To understand what’s making this amazing 10-thousand-fold difference in program runtime, we can turn to Linux performance counters, and run the JVM under the perf stat program. Here are some highlights of the report for the two versions, with the no-contention (fast) version first:
806,970,762 instructions # 0.52 insns per cycle
165,637,507 branches # 57.996 M/sec
2,293,172 branch-misses # 1.38% of all branches
195,282,430 L1-dcache-loads # 68.375 M/sec
4,348,143 L1-dcache-load-misses # 2.23% of all L1-dcache hits
1,978,387 LLC-loads # 0.693 M/sec
110,472 LLC-load-misses # 5.58% of all LL-cache hits
0.713189740 seconds time elapsed
Then the slow version, with contention:
1,066,079,264 instructions # 0.08 insns per cycle
227,089,065 branches # 17.347 M/sec
10,659,632 branch-misses # 4.69% of all branches
408,262,745 L1-dcache-loads # 31.187 M/sec
24,905,458 L1-dcache-load-misses # 6.10% of all L1-dcache hits
21,168,959 LLC-loads # 1.617 M/sec
12,133,097 LLC-load-misses # 57.32% of all LL-cache hits
3.271893871 seconds time elapsed
We must be careful interpreting these results, because they are polluted with data not related to our program under test, like the JVM startup sequence. Still, the differences are quite obvious. Our first smoking gun is instructions per cycle (the first line) - this measures how many CPU instructions were executed per clock cycle. This is the amount of time the CPU could actually do work without being blocked on other things, like loading data from RAM. Higher is obviously better. The fast no-contention version gets a respectable 0.52 instructions per cycle. The slow version scores a terrible 0.08 - indicating 92% of cycles were wasted. Moving down the report indicates why this is the case, with the last line being the most damning. We went from 110 thousand LLC (last-level cache) misses in the fast version, to over 12 million in the slow version. The slow version is spending most of its time waiting for data from RAM.

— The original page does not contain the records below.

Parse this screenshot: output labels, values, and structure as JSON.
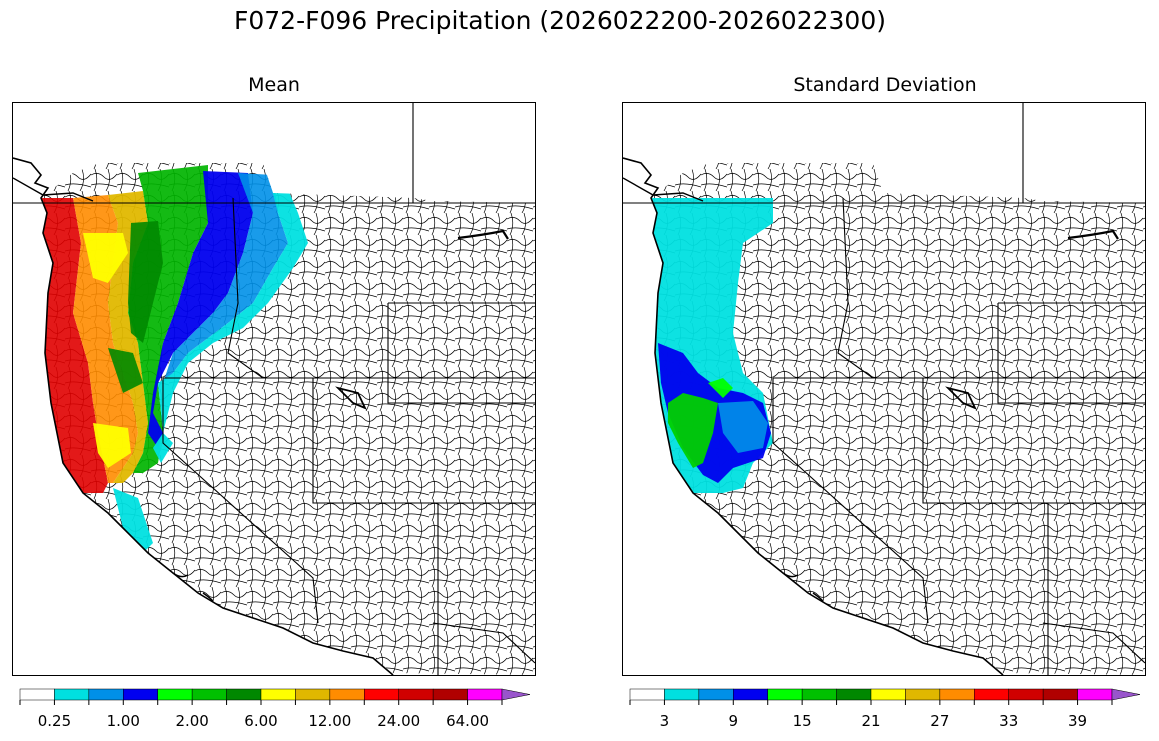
{
  "title": "F072-F096 Precipitation (2026022200-2026022300)",
  "panels": [
    {
      "id": "mean",
      "title": "Mean",
      "colorbar": {
        "colors": [
          "#ffffff",
          "#00e0e0",
          "#0090e8",
          "#0000f0",
          "#00ff00",
          "#00c000",
          "#008800",
          "#ffff00",
          "#e0b800",
          "#ff8c00",
          "#ff0000",
          "#d00000",
          "#b00000",
          "#ff00ff",
          "#9955cc"
        ],
        "tick_labels": [
          "0.25",
          "1.00",
          "2.00",
          "6.00",
          "12.00",
          "24.00",
          "64.00"
        ],
        "label_every": 2,
        "extend": "max"
      }
    },
    {
      "id": "stddev",
      "title": "Standard Deviation",
      "colorbar": {
        "colors": [
          "#ffffff",
          "#00e0e0",
          "#0090e8",
          "#0000f0",
          "#00ff00",
          "#00c000",
          "#008800",
          "#ffff00",
          "#e0b800",
          "#ff8c00",
          "#ff0000",
          "#d00000",
          "#b00000",
          "#ff00ff",
          "#9955cc"
        ],
        "tick_labels": [
          "3",
          "9",
          "15",
          "21",
          "27",
          "33",
          "39"
        ],
        "label_every": 2,
        "extend": "max"
      }
    }
  ]
}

Why does contention cause an otherwise identical program to behave so differently? The answer lies in the way that the CPUs in my multi-core system are forced to keep their caches in sync to meet the requirement of visibility. The short version is that each core keeps track of which cache lines (chunks of memory in cache) are shared with other CPUs, and puts in extra effort to tell other CPUs about writes it makes to those lines. If you want to the long version, Ulrich Drepper explains it very well in section 3 of his excellent What Every Programmer Should Know About Memory. I highly recommend reading it.
The most important lesson here is how critical profiling is to writing high-performing parallel programs. Sometimes our intuition (more parallel equals faster) can be dangerously incorrect. The second lesson is the importance of minimizing contention and communication between cores.